Louis Heren, veteran post-war Foreign Correspondent of The Times newspaper, famously said that in his job as a reporter seeking truth, he always asked himself of interviewees “Why is this lying bastard lying to me?”. This underlies why journalists ask challenging questions and participants on our media training courses desperately want to learn how to manage them.

We have started using another great example from an interview last week on the Today Programme in our media training sessions. The Today programme’s Business Editor, Simon Jack, is a great interviewer. He plans his interviews well and usually has a zinger question that can discombobulate the unwary interviewee.

The interviewee in this case study – Melanie Dawes, CEO of media regulator, OFCOM – perfectly handles his spicy curve ball question. She did it by being firm, not being defensive and by appealing emotionally and reasonably to what the audience instinctively knows to be true.

The interview was about an OFCOM report showing that woman felt less safe while online and are more distressed by hate speech and trolling (scroll to the 1 hour and 51 minute point).

Simon Jack asked nine questions in the six minute interview of which eight challenged whether OFCOM could effect meaningful change.
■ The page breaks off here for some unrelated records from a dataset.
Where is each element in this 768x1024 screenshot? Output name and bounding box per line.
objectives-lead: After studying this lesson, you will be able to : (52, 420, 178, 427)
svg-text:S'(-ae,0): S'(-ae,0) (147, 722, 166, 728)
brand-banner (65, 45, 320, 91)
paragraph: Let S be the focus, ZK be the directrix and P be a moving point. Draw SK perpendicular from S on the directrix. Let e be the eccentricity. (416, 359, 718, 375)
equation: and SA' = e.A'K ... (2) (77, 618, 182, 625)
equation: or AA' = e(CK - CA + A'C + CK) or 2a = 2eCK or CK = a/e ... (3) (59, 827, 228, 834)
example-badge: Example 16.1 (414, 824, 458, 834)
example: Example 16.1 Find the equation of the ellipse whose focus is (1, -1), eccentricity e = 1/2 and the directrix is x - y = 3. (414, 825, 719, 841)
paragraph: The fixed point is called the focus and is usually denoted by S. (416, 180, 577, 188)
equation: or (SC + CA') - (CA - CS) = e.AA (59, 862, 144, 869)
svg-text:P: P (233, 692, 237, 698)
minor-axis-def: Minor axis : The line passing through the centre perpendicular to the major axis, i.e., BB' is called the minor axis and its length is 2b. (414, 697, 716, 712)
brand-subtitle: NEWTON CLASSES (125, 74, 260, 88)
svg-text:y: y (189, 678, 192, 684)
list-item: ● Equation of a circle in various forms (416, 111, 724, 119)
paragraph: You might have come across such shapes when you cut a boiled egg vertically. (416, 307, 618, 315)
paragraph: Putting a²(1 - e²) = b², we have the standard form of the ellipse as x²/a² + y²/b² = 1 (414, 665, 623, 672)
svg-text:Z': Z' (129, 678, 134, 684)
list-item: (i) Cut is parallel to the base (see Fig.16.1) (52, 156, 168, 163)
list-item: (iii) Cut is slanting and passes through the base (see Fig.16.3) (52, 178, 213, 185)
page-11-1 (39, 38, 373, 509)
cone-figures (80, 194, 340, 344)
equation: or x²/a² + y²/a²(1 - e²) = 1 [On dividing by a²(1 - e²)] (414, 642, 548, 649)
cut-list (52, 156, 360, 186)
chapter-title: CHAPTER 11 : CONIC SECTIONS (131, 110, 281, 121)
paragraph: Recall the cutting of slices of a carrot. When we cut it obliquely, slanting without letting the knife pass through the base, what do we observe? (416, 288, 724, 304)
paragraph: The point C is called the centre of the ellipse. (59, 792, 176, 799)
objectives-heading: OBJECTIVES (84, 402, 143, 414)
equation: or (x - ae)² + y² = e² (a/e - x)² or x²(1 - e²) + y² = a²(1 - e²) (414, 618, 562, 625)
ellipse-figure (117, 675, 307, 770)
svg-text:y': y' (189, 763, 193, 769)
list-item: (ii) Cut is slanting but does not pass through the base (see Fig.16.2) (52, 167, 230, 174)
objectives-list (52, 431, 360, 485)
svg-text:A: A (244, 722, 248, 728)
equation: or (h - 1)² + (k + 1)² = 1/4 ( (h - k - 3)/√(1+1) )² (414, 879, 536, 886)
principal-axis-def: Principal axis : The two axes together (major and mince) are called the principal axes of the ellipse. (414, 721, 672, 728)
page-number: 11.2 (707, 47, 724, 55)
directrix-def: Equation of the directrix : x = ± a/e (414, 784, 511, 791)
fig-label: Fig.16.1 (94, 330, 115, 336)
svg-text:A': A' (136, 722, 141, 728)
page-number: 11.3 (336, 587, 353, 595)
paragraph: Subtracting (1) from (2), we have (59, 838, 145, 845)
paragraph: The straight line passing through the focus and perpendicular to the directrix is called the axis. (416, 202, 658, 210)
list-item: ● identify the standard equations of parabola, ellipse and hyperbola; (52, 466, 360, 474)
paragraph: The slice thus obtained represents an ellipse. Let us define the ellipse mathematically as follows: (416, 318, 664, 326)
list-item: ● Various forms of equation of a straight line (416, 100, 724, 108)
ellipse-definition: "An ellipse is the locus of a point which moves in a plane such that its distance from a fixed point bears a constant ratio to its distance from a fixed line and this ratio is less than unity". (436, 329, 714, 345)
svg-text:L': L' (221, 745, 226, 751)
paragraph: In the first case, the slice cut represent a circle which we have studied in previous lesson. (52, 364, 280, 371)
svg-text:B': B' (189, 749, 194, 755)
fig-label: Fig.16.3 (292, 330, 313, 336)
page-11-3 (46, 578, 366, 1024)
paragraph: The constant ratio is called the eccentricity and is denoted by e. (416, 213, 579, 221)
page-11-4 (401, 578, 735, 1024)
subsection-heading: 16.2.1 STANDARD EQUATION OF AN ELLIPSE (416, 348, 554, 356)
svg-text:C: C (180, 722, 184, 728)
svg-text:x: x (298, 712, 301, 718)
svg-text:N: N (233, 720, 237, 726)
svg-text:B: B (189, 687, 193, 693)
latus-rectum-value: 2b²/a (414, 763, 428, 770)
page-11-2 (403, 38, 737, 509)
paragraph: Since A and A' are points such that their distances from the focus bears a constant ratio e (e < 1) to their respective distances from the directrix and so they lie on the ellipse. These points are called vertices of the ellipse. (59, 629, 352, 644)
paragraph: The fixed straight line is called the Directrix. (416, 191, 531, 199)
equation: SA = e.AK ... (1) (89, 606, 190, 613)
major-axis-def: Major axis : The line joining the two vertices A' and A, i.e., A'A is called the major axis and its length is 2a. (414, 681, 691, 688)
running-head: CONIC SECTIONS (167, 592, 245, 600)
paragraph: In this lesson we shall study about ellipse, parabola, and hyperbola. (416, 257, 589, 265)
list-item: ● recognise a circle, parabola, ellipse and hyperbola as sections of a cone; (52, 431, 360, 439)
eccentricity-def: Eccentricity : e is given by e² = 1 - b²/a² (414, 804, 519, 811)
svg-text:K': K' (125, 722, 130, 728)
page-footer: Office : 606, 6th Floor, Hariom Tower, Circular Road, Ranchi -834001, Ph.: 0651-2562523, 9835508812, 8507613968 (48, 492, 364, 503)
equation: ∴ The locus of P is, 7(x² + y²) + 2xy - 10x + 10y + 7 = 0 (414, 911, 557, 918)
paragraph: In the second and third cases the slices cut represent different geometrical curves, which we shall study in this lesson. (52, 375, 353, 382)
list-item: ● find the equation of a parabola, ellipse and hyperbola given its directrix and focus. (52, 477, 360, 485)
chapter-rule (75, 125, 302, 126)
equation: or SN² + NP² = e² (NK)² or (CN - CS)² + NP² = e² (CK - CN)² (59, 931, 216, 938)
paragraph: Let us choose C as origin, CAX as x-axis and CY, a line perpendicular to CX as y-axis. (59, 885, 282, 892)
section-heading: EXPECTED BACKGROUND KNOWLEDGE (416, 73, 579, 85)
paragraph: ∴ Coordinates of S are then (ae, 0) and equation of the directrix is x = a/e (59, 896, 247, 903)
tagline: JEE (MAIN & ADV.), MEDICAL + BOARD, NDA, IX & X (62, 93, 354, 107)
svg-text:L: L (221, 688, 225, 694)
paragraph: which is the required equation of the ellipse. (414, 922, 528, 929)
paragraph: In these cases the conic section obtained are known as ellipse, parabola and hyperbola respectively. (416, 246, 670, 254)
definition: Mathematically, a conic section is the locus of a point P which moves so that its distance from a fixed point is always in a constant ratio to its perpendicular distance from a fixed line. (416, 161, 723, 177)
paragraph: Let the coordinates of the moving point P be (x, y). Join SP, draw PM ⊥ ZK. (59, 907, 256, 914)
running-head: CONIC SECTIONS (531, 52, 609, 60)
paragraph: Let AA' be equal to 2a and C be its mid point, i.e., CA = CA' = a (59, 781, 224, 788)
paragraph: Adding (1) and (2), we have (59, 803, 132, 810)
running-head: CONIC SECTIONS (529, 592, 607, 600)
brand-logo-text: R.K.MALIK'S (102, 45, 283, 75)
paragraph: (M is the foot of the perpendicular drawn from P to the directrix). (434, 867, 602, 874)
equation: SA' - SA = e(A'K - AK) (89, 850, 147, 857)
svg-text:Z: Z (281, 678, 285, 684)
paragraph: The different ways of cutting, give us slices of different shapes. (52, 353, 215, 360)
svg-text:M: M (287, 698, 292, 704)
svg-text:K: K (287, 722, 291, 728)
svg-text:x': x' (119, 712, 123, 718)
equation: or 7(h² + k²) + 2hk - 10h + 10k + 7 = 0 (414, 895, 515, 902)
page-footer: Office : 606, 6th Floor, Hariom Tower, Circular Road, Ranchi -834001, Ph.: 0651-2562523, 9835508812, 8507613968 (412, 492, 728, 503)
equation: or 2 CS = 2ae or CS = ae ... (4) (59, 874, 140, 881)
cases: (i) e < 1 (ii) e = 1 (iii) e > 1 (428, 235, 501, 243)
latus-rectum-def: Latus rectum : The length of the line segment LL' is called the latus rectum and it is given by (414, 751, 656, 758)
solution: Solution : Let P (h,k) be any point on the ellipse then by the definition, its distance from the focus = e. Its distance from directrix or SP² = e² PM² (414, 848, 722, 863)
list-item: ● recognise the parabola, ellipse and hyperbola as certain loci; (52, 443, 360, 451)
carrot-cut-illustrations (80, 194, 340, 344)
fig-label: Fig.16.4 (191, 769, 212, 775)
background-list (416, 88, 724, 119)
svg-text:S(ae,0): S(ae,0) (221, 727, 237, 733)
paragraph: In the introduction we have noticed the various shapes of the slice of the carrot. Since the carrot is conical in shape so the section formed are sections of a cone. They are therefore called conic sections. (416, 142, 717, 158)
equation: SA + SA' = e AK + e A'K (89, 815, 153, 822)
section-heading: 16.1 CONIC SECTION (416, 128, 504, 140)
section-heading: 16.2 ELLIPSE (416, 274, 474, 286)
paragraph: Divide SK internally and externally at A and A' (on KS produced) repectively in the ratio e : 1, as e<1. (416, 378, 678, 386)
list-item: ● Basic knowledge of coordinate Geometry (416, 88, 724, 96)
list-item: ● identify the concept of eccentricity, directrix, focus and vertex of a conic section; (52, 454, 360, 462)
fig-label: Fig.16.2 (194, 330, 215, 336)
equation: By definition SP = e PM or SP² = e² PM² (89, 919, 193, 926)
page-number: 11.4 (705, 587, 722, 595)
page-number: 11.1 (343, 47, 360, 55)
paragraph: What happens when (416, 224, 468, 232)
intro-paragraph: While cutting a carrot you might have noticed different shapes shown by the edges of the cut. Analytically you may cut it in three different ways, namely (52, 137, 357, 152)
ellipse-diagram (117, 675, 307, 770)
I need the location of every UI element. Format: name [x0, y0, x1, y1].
Having listened to Melanie Dawes’ robust response (and a nice touch when she remined him that 75% of female journalists had experienced online abuse, up from a quarter seven years ago), it was his eighth question which sought to close the trap:

“So you contend that you’ve got the staff, money and powers you need so if there’s a further problem it’s your fault.” Ouch.
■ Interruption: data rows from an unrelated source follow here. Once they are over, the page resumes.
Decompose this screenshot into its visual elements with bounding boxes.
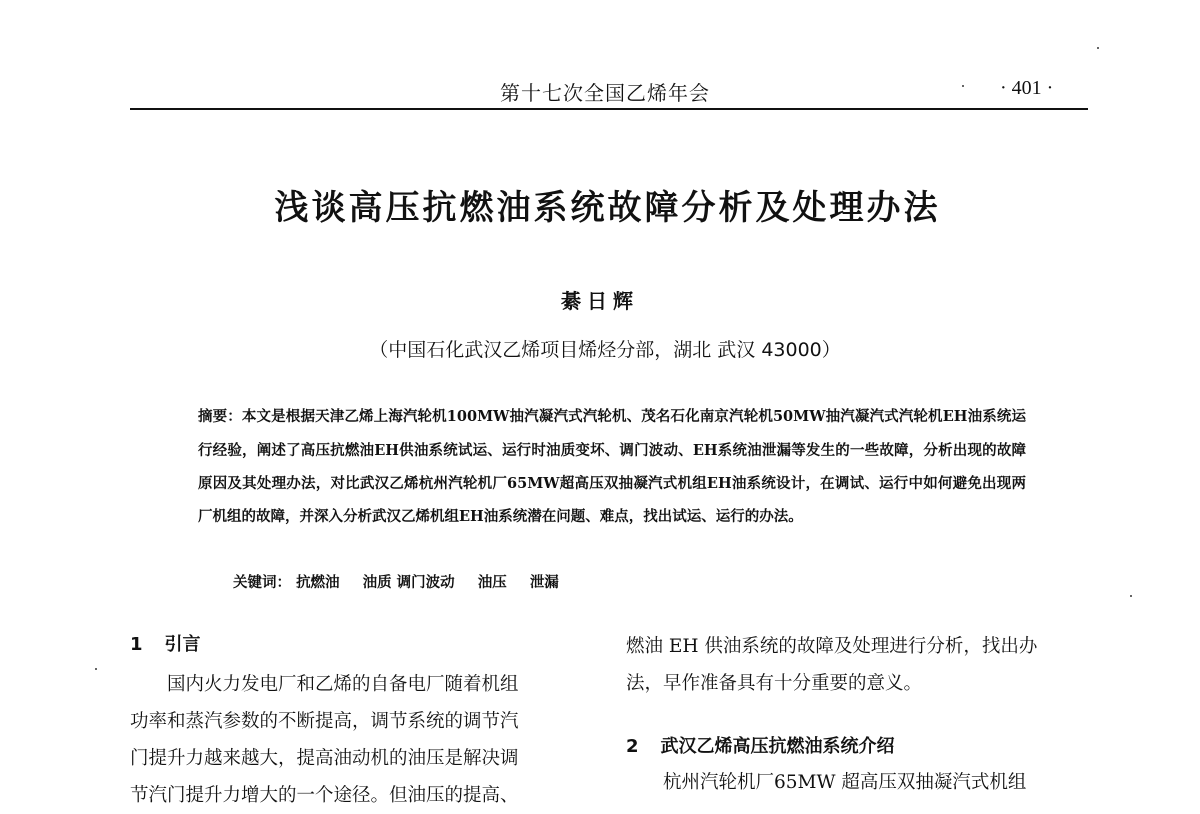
running-header-title: 第十七次全国乙烯年会 [500, 81, 710, 105]
section-heading-2 [626, 732, 1088, 758]
scan-speck [1130, 595, 1132, 597]
keyword: 油质 调门波动 [362, 574, 455, 591]
body-line: 杭州汽轮机厂65MW 超高压双抽凝汽式机组 [663, 772, 1027, 793]
section-title: 武汉乙烯高压抗燃油系统介绍 [660, 736, 895, 757]
page-number: · 401 · [1000, 77, 1054, 99]
abstract-label: 摘要： [198, 409, 242, 425]
keyword: 抗燃油 [296, 574, 340, 591]
keyword: 油压 [477, 574, 507, 591]
body-line: 法，早作准备具有十分重要的意义。 [626, 673, 923, 694]
abstract-text: 本文是根据天津乙烯上海汽轮机100MW抽汽凝汽式汽轮机、茂名石化南京汽轮机50MW抽汽凝汽式汽轮机EH油系统运行经验，阐述了高压抗燃油EH供油系统试运、运行时油质变坏、调门波动、EH系统油泄漏等发生的一些故障，分析出现的故障原因及其处理办法，对比武汉乙烯杭州汽轮机厂65MW超高压双抽凝汽式机组EH油系统设计，在调试、运行中如何避免出现两厂机组的故障，并深入分析武汉乙烯机组EH油系统潜在问题、难点，找出试运、运行的办法。 [198, 408, 1026, 525]
body-line: 门提升力越来越大，提高油动机的油压是解决调 [130, 748, 519, 769]
section-number: 1 [130, 634, 143, 655]
affiliation: （中国石化武汉乙烯项目烯烃分部，湖北 武汉 43000） [369, 339, 841, 361]
body-line: 功率和蒸汽参数的不断提高，调节系统的调节汽 [130, 711, 519, 732]
scan-speck [95, 668, 97, 670]
section-title: 引言 [164, 634, 201, 655]
section-heading-1 [130, 630, 600, 656]
right-column [626, 628, 1088, 801]
body-line: 燃油 EH 供油系统的故障及处理进行分析，找出办 [626, 636, 1038, 657]
keywords [233, 571, 577, 592]
paper-title: 浅谈高压抗燃油系统故障分析及处理办法 [274, 188, 941, 228]
author: 綦日辉 [561, 289, 639, 313]
header-rule [130, 108, 1088, 110]
scan-speck [962, 85, 964, 87]
keywords-label: 关键词： [233, 575, 291, 591]
body-line: 节汽门提升力增大的一个途径。但油压的提高、 [130, 785, 519, 806]
section-number: 2 [626, 736, 639, 757]
body-line: 国内火力发电厂和乙烯的自备电厂随着机组 [167, 674, 519, 695]
abstract [198, 400, 1026, 533]
left-column [130, 630, 600, 814]
scan-speck [1097, 47, 1099, 49]
keyword: 泄漏 [529, 574, 559, 591]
Melanie handled it with aplomb. Instead of either getting defensive or avoiding the question, she addressed the central trap with a firm no, and encouraged the audience to think more widely than the hostile question:

“No, look that’s putting in a bit too strongly, Simon [you could hear her smiling which improved the timbre of her voice]. Clearly this is an industry that’s not been regulated yet. It’s grown enormously fast and it’s got a lot to do to change [reasonable]. We will be holding companies to account now on behalf of the public [OFCOM is on the listener’s side] … but it’s on all of us actually. In terms of the experiences that women have online it’s a mirror to some of the wider problems in society around violence against women and girls and an undercurrent of misogyny [few would deny that] that gets amplified online. I think it’s for everybody to think about [reasonable].”

It didn’t leave Simon Jack anywhere to go and the interview ended on a random question about the BBC’s CBeebies childrens channel moving online (which she had prepared for).